Max Marolt

Personal information
- Nationality: American
- Born: April 16, 1936 Aspen, Colorado, U.S.
- Died: July 28, 2003 (aged 67) Mendoza, Argentina

Sport
- Sport: Alpine skiing

= Max Marolt =

American skier (1936–2003)

Max Marolt (April 16, 1936 – July 28, 2003) was an American alpine skier. He competed in two events at the 1960 Winter Olympics.

Born in 1936, Marolt was the second child of Bill and Celia Marolt and grew up in Aspen, Colorado. With his brothers Bill and Bud, he grew up skiing for the junior racing team in Aspen. He competed in the National Junior Meet in 1951, placing third. Marolt went on to attend the University of Denver.
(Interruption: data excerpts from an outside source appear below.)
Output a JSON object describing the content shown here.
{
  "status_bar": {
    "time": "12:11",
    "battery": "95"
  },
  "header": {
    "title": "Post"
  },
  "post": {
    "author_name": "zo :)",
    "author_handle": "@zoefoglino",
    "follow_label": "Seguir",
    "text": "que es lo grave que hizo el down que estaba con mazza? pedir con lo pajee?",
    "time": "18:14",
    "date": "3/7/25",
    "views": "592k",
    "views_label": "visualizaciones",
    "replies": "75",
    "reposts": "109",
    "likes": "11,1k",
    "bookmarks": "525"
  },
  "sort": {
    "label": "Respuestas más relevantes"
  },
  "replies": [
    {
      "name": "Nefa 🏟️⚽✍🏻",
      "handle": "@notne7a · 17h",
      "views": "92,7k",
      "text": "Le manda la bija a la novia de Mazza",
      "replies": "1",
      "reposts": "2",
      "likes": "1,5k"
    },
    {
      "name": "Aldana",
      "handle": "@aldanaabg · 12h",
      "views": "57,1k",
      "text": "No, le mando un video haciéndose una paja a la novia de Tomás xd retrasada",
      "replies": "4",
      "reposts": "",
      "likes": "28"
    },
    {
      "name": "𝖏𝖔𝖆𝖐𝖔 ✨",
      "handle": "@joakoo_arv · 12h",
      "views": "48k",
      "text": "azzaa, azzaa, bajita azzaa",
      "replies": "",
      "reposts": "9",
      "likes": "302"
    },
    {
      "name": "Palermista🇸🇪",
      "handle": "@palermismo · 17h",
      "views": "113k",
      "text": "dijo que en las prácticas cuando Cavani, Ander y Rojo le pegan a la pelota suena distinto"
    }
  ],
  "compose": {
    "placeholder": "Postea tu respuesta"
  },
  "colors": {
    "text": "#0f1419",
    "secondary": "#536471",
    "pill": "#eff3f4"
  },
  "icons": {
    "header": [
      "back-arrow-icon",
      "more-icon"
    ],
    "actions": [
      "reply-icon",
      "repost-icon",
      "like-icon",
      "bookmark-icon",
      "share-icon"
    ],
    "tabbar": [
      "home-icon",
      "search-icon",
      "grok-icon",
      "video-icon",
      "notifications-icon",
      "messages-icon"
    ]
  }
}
In 1954, Marolt earned a spot on the United States Ski Team, and in 1960, competed in two alpine skiing events, giant slalom and downhill, at the 1960 Winter Olympics at Squaw Valley, California, placing 15th. He was the first person from Aspen to compete in the Olympics.

After retiring from competitive skiing, Marolt worked in sales for ski equipment companies and lived in Aspen. He continued skiing across the US and internationally. With the help of a helicopter, Marolt was the first person to ski down one of the peaks at Alyeska Resort, which subsequently came to bear his name as "Max's Mountain." In his community, Marolt served on the Pitkin Board of County Commissioners for five months in 1975, and was also on the Aspen City Council.

Marolt's brother Bill was a skier for the US Olympic team in 1964. Marolt died in 2003 after suffering a heart attack at Las Leñas ski resort in Mendoza, Argentina.